13We having the same spirit of faith, according as it is written, I believed, and therefore have I spoken; we also believe, and therefore speak; 14Knowing that he which raised up the Lord Jesus shall raise up us also by Jesus, and shall present us with you. 15For all things are for your sakes, that the abundant grace might through the thanksgiving of many redound to the glory of God. 16For which cause we faint not; but though our outward man perish, yet the inward man is renewed day by day. 17For our light affliction, which is but for a moment, worketh for us a far more exceeding and eternal weight of glory; 18While we look not at the things which are seen, but at the things which are not seen: for the things which are seen are temporal; but the things which are not seen are eternal.

Matthew 24.27-33, 42-51 (Gospel)

27For as the lightning cometh out of the east, and shineth even unto the west; so shall also the coming of the Son of man be. 28For wheresoever the carcase is, there will the eagles be gathered together.

29Immediately after the tribulation of those days shall the sun be darkened, and the moon shall not give her light, and the stars shall fall from heaven, and the powers of the heavens shall be shaken: 30And then shall appear the sign of the Son of man in heaven: and then shall all the tribes of the earth mourn, and they shall see the Son of man coming in the clouds of heaven with power and great glory. 31And he shall send his angels with a great sound of a trumpet, and they shall gather together his elect from the four winds, from one end of heaven to the other. 32Now learn a parable of the fig tree; When his branch is yet tender, and putteth forth leaves, ye know that summer is nigh: 33So likewise ye, when ye shall see all these things, know that it is near, even at the doors.
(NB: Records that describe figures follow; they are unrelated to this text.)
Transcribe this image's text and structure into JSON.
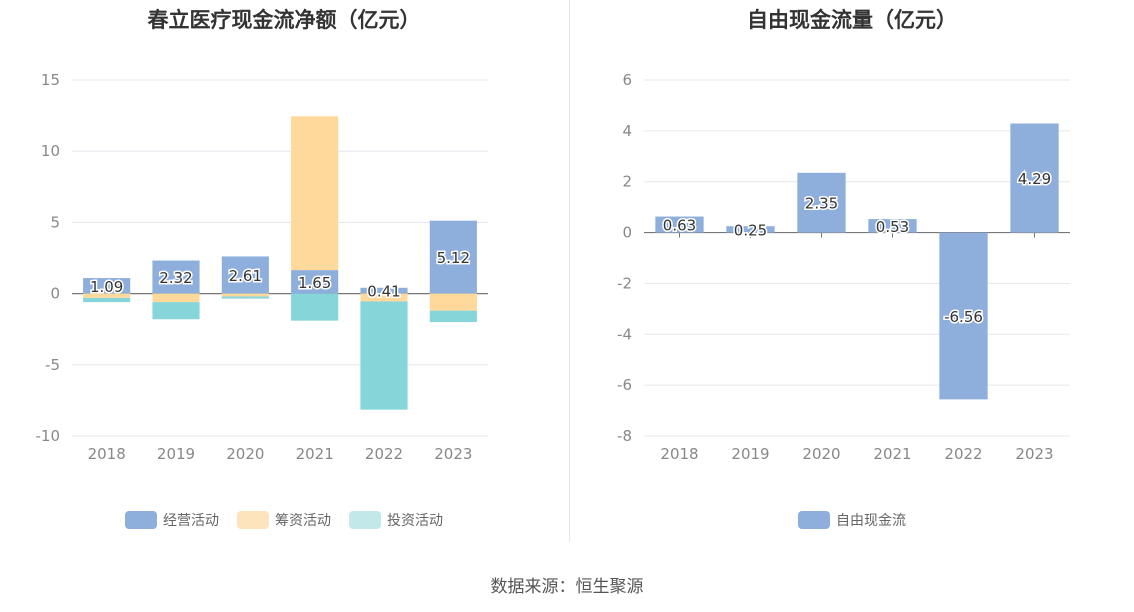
{
  "source_label": "数据来源：恒生聚源",
  "chart_data": [
    {
      "type": "bar",
      "stacked": true,
      "title": "春立医疗现金流净额（亿元）",
      "categories": [
        "2018",
        "2019",
        "2020",
        "2021",
        "2022",
        "2023"
      ],
      "ylim": [
        -10,
        15
      ],
      "yticks": [
        -10,
        -5,
        0,
        5,
        10,
        15
      ],
      "grid": true,
      "legend_position": "bottom",
      "series": [
        {
          "name": "经营活动",
          "color": "#8eaedc",
          "values": [
            1.09,
            2.32,
            2.61,
            1.65,
            0.41,
            5.12
          ],
          "labels": [
            "1.09",
            "2.32",
            "2.61",
            "1.65",
            "0.41",
            "5.12"
          ]
        },
        {
          "name": "筹资活动",
          "color": "#fed99b",
          "values": [
            -0.3,
            -0.6,
            -0.2,
            10.8,
            -0.55,
            -1.2
          ]
        },
        {
          "name": "投资活动",
          "color": "#86d5d8",
          "values": [
            -0.3,
            -1.2,
            -0.15,
            -1.9,
            -7.6,
            -0.8
          ]
        }
      ],
      "legend": [
        {
          "name": "经营活动",
          "color": "#8eaedc"
        },
        {
          "name": "筹资活动",
          "color": "#fde4bd"
        },
        {
          "name": "投资活动",
          "color": "#c2e8ea"
        }
      ]
    },
    {
      "type": "bar",
      "title": "自由现金流量（亿元）",
      "categories": [
        "2018",
        "2019",
        "2020",
        "2021",
        "2022",
        "2023"
      ],
      "ylim": [
        -8,
        6
      ],
      "yticks": [
        -8,
        -6,
        -4,
        -2,
        0,
        2,
        4,
        6
      ],
      "grid": true,
      "legend_position": "bottom",
      "series": [
        {
          "name": "自由现金流",
          "color": "#8eaedc",
          "values": [
            0.63,
            0.25,
            2.35,
            0.53,
            -6.56,
            4.29
          ],
          "labels": [
            "0.63",
            "0.25",
            "2.35",
            "0.53",
            "-6.56",
            "4.29"
          ]
        }
      ],
      "legend": [
        {
          "name": "自由现金流",
          "color": "#8eaedc"
        }
      ]
    }
  ]
}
42Watch therefore: for ye know not what hour your Lord doth come. 43But know this, that if the goodman of the house had known in what watch the thief would come, he would have watched, and would not have suffered his house to be broken up. 44Therefore be ye also ready: for in such an hour as ye think not the Son of man cometh. 45Who then is a faithful and wise servant, whom his lord hath made ruler over his household, to give them meat in due season? 46Blessed is that servant, whom his lord when he cometh shall find so doing. 47Verily I say unto you, That he shall make him ruler over all his goods. 48But and if that evil servant shall say in his heart, My lord delayeth his coming; 49And shall begin to smite his fellowservants, and to eat and drink with the drunken; 50The lord of that servant shall come in a day when he looketh not for him, and in an hour that he is not aware of, 51And shall cut him asunder, and appoint him his portion with the hypocrites: there shall be weeping and gnashing of teeth.
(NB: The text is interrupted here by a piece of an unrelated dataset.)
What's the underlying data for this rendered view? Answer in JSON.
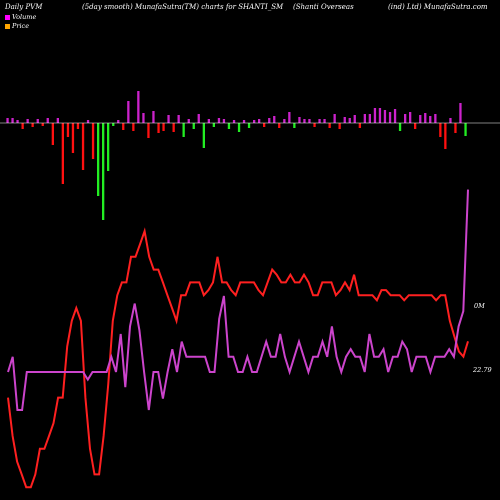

Martyr Eusignius of Antioch (362)

He was a soldier in the Imperial army beginning under the pagan Emperor Maximian. He was a general under Constantine, and saw the Cross that appeared to the Emperor. After sixty years of military service, he retired to his home town and devoted himself to prayer, fasting and good works. A townsman, angry with a judgment that Eusignius had made to settle a dispute, denounced him to Julian the Apostate as a Christian. Summoned before Julian, he vigorously rebuked the Emperor for his apostasy from the Faith; for this he was beheaded, in advanced old age, in 362.

Holy Hieromartyr Fabian, Pope of Rome (250)
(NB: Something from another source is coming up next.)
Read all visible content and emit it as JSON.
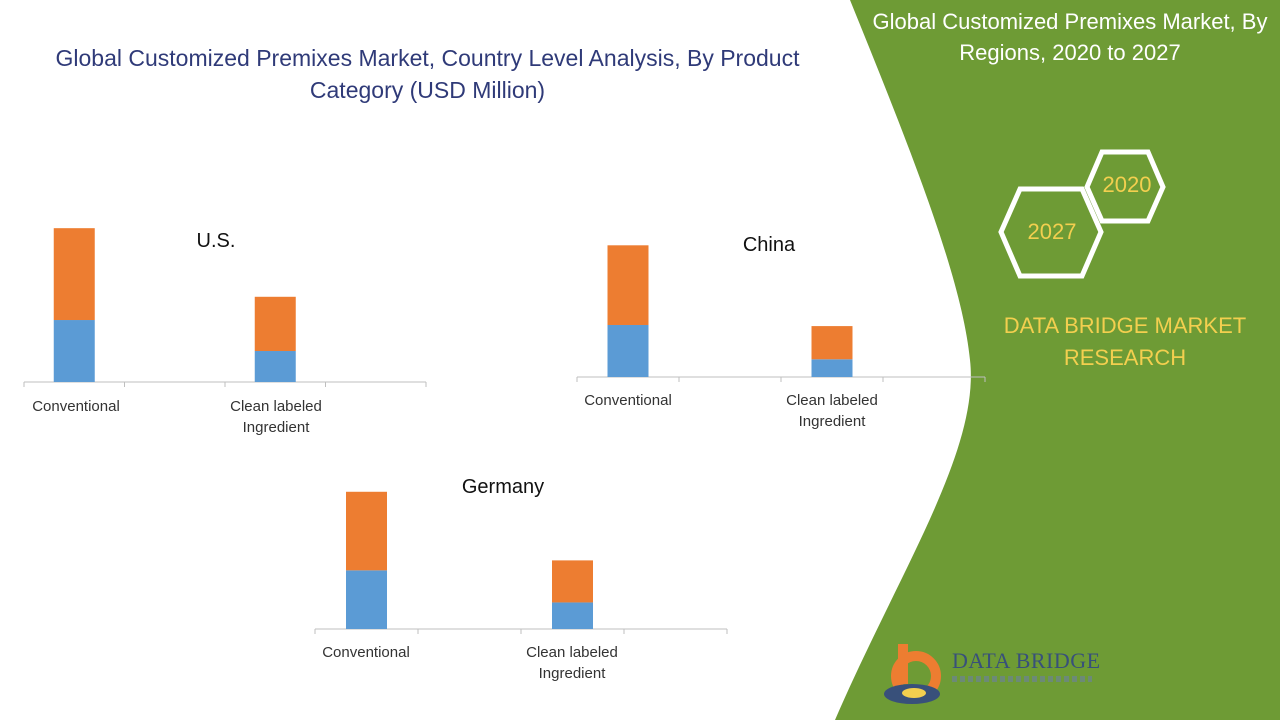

He was born in Rome and became a humble village priest; but when he was attending the election of a new Pope, a white dove was seen to descend on him and he was chosen to be Pope. Though humble and gentle, he was fearless for the faith, gathering the bodies of the martyrs, giving them burial, and building churches and shrines over their relics. According to the Prologue, he baptized the Emperor Philip and his son, also named Philip, as well as the senator Pontius; thus there were Christian emperors before St Constantine the Great. When Decius became Emperor, the persecution of Christians returned with terrible force, and Fabian was beheaded.

Righteous Nonna (374), Mother of St Gregory the Theologian

In her own lifetime she was a wonderworker through her holy prayers. She brought her husband back from idolatry to Christian faith; he later became bishop of Nazianzus. Her son Gregory’s profound and devout writings bespeak the Christian upbringing she gave him. By her prayers she once saved St Gregory from perishing in a storm. She was a deaconess, and reposed in peace in 374.